3. Golden handcuffs for teachers
While physics graduates are able to claim government-funded bursaries worth £27,000 to enter teacher training, Rentala suggested more financial incentives could be needed to keep them in the profession.
According to the Institute, “roughly” between 40 and 50 per cent of physics teachers leave within their first five years of teaching. He suggested “targeted uplifts” for early careers physics teachers “seems worth exploring”.
Glaister echoed his comments, adding that to retain more maths teachers “you might have to pay more for early career payments”.
But he added that a golden handcuff – whereby a “financial penalty” was applied to those who left the profession – “might be the answer”.
4. ECF should be more subject-specific
Issues with subject-specificity within the early career framework (ECF) have previously been raised.
A Gatsby Charitable Foundation and Teacher Tapp report earlier this year found that just 4 per cent of early career teachers (ECTs) said their self-study materials had been specialised.
“If you’re…not in command of the development of your subject in that first year, you can imagine how that could easily lead to retention issues,” said Weston.
But she added that while issues with a lack of specific resources needed addressing, so too did the availability of subject-specific mentors.
Rentala added that while the Institute of Physics would like to see the subject-specific element of the ECF “strengthened”, teachers could also benefit from coaching.
“If you’re really struggling [for] your class to get their heads around the idea of circuits…you might need someone you can reach out to for some specific coaching on how you can best teach that issue,” he said.

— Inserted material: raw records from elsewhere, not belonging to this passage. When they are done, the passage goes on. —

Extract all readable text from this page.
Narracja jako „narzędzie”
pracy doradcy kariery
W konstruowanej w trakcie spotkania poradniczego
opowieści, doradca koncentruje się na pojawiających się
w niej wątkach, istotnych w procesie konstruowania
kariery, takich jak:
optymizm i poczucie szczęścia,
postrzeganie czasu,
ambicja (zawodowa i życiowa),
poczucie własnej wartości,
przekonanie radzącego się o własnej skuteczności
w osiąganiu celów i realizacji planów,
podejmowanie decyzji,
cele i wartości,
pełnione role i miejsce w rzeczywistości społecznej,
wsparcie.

“That’s a little bit more than mentoring and whether or not the provision at the moment addresses that I think is a bit of a question.”
5. ‘Scale up’ schemes to get professionals into sector
Poaching professionals from other industries was also suggested as a way to boost recruitment. Rentala said a DfE scheme to recruit engineers into physics teaching was a “positive development”.
“It’s small-scale at the moment,” he added. “We think it’s got real potential, we’d like to see it scaled up.”
“There are just so many more relevant engineering graduates than there are physics graduates and it’s a pool that we should be targeting proactively.”
A separate government scheme to lure physics teachers back into the profession by offering them support from an adviser recruited just 23 staff in two years.
6. Teacher workloads need to be reduced
Rentala said while financial incentives and competitive offers from other industries were part of the picture in terms of physics retention, the main issues were “workload and teaching outside of subject area”.
Roughly 40-50 per cent of early career physics teachers leave during the first five years, which is linked to workload and teaching outside of subject area.
The Institute of Physics found that nearly half of ECTs teach less than two-thirds physics, due to being drafted in to teach biology and chemistry lessons.
Meanwhile, Weston added that similar proportions of RE teachers were also leaving within the first five years. Around half of RE teachers mainly spend their time teaching a different subject.